Rachi nous enseigne qu’outre l’idolâtrie du Veau d’Or, les Juifs transgressèrent d’autres graves fautes, l’immoralité et le meurtre. Rachi, rapporte le Midrach Tan’houma et explique que le mot « letsa’hek » implique ces deux fautes capitales . La racine de « letsa’hek » est « ts’hok » (צחק), habituellement traduit par rire.
Quel rapport y a-t-il entre le rire, à connotation généralement positive, et les graves péchés de meurtre et de débauche ?!
Le Maharal précise que le צחוק est provoqué par l’imprévu. C’est ce qui se passe quand les limites sont dépassées — c’est ce qui cause le rire. Ainsi, צחוק peut faire référence à toute situation qui sort de l’ordinaire. On peut donc expliquer les différentes utilisations de ce terme ; l’immoralité provient d’une familiarité à outrance, le meurtre correspond à un dépassement des limites en ce qui concerne les relations entre un homme et son prochain. L’idolâtrie est également appelée « ts’hok », car c’est une adoration sans borne. Mais toute faute ne constitue-t-elle pas un dépassement du comportement acceptable ? Dans ce cas, pourquoi est-ce précisément ces fautes qui sont appelées « ts’hok » ?
Les mots du Maharal peuvent nous aider à répondre à ces interrogations.
Selon lui, ces fautes représentent l’antithèse des trois piliers sur lesquels repose le monde : la Thora, la Avoda (service Divin) et la Guemilout ‘Hassadim (actes de bonté). Grâce à ces trois piliers, l’individu peut se rapprocher d’Hachem à trois niveaux ; ben adam laMakom (relations entre l’homme et D.), ben adam la’havéro (entre un homme et son prochain) et ben adam leatsmo (l’homme avec lui-même). Chaque faute implique, à un certain degré, une atteinte à l’un ou à plusieurs de ces piliers, mais ces trois fautes capitales supposent les profanations les plus drastiques de ces piliers et elles sont donc considérées comme les formes les plus radicales du dépassement des limites.
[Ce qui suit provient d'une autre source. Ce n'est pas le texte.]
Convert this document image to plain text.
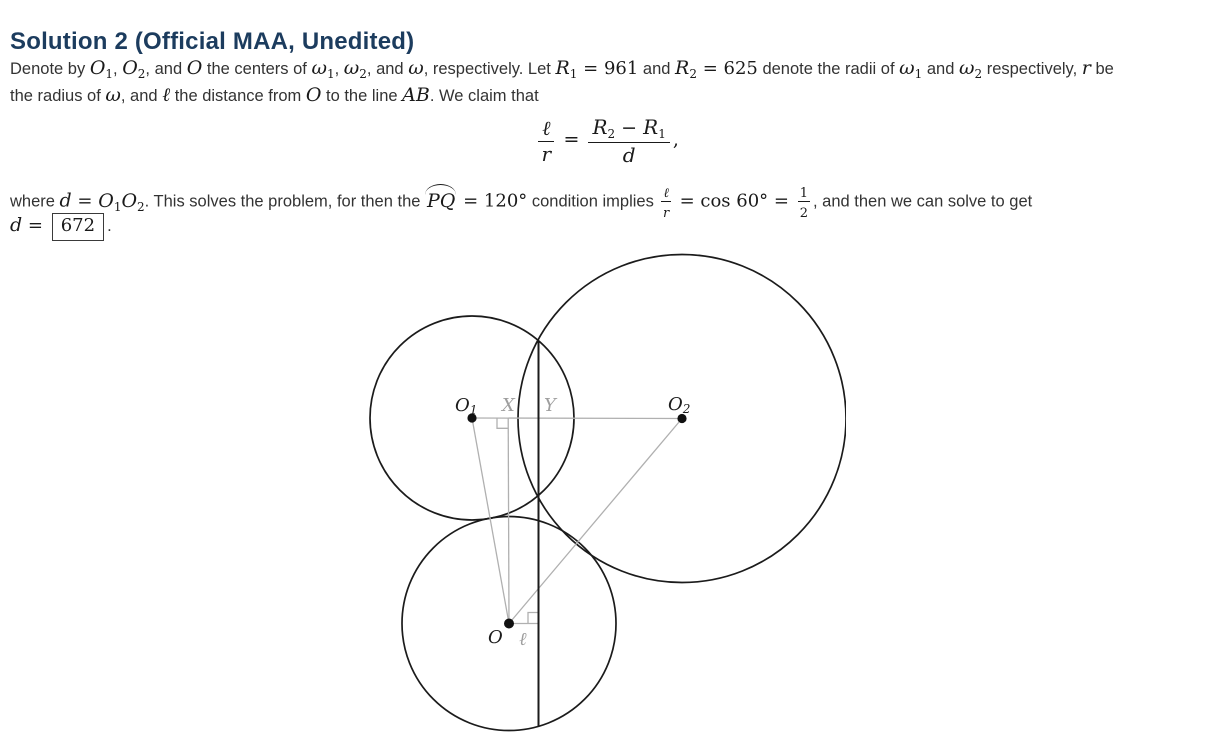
Solution 2 (Official MAA, Unedited)
Denote by $O_1$, $O_2$, and O the centers of $\omega_1$, $\omega_2$, and ω, respectively. Let $R_1 = 961$ and $R_2 = 625$ denote the radii of $\omega_1$ and $\omega_2$ respectively, r be
the radius of ω, and ℓ the distance from O to the line AB. We claim that
$\frac{\text{ℓ}}{r} = \frac{R_2 - R_1}{d}$ ,
where $d = O_1O_2$. This solves the problem, for then the PQ = 120° condition implies $\frac{\text{ℓ}}{r} = \cos 60^\circ = \frac{1}{2}$ , and then we can solve to get
d = 672 .
O1 X Y	O2
O ℓ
Nous pouvons à présent comprendre pourquoi « ts’hok » est utilisé pour évoquer les péchés les plus graves.
Il convient toutefois de noter que l’outrance exprimée par la racine du mot « ts’hok » a également des connotations positives. Le nom de notre deuxième Patriarche, Its’hak Avinou, a pour racine « ts’hok ». Quel rapport y a-t-il entre Its’hak et « ts’hok » ? On répond que Sarah exprima sa joie de pouvoir enfin enfanter. Mais, en analysant plus profondément, nous découvrons que la naissance d’Its’hak fut un dépassement des lois de la nature ; Sarah était stérile – c’est seulement parce qu’Hachem a placé Avraham et Sarah au-delà de la nature que cette naissance fut possible.
Nous avons vu à quel point le fait de rompre les limites peut avoir des conséquences dévastatrices – notre tâche consiste à garder un cadre correct dans notre Avodat Hachem (service d’Hachem). Et, en considérant ce qu’Hachem fait pour Son peuple, nous voyons aussi qu’il n’y a pas de limites aux bienfaits qu’Il nous prodigue.
Ki-Tissa : le rapport entre "rire" et "débauche"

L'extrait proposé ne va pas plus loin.